Quel che non è uscito dal Salone è l’analisi strutturale e culturale delle cause per cui in Italia si legge sempre di meno. Non quelle economiche. Quelle le hanno fornite le slide dell’ l’AIE.
Già in zona d’ombra tra 2010 e 2012 con la perdita di quasi 800 mila lettori, il libro ha subito tra il primo trimestre 2012 e il primo trimestre 2013 un ulteriore arretramento del fatturato totale, sceso da  362 milioni di euro nei canali trade  a 346 milioni.
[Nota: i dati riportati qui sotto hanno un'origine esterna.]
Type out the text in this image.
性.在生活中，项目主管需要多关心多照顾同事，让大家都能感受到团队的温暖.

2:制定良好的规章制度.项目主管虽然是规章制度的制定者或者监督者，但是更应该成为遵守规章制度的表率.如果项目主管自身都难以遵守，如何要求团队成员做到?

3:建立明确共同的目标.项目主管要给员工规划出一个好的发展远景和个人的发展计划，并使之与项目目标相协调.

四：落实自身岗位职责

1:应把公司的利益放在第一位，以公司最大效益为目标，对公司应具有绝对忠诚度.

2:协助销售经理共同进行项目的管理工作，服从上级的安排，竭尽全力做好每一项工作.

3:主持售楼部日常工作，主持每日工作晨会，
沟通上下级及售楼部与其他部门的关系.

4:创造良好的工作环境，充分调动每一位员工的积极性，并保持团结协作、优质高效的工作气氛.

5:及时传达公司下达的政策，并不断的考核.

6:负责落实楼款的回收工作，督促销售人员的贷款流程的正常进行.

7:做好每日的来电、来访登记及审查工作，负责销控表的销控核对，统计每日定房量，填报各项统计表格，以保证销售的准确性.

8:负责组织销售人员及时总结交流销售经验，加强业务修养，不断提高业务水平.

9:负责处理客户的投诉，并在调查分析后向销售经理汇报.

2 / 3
Dentro a questo dato è cresciuta di un paio di punti percentuali la quota di mercato  delle librerie di catena, mentre in chiara sofferenza sono risultate le librerie indipendenti, la cui quota è scesa ulteriormente dal 37,1% del 2012 al 35,6%. Già quest’ultimo dato rivela il quadro di emergenza culturale in cui versano la lettura e il libro in Italia.
Il Salone del Libro di Torino, col suo delirio di onnipotenza competitiva e il suo suggesso organizzativo, obbliga a scegliere tra i verbi quello meno adatto o tra le sintesi quella meno adeguata. Come quella del sottosegretario alla presidenza del Consiglio, con delega all’editoria, Peluffo, secondo il quale in Italia “manca al cittadino normale la percezione che leggere sia una cosa importante e una cosa significativa”. Quasi un luogo comune. Ma cosa manca a tutti gli altri “attori”, editori e politica compresi?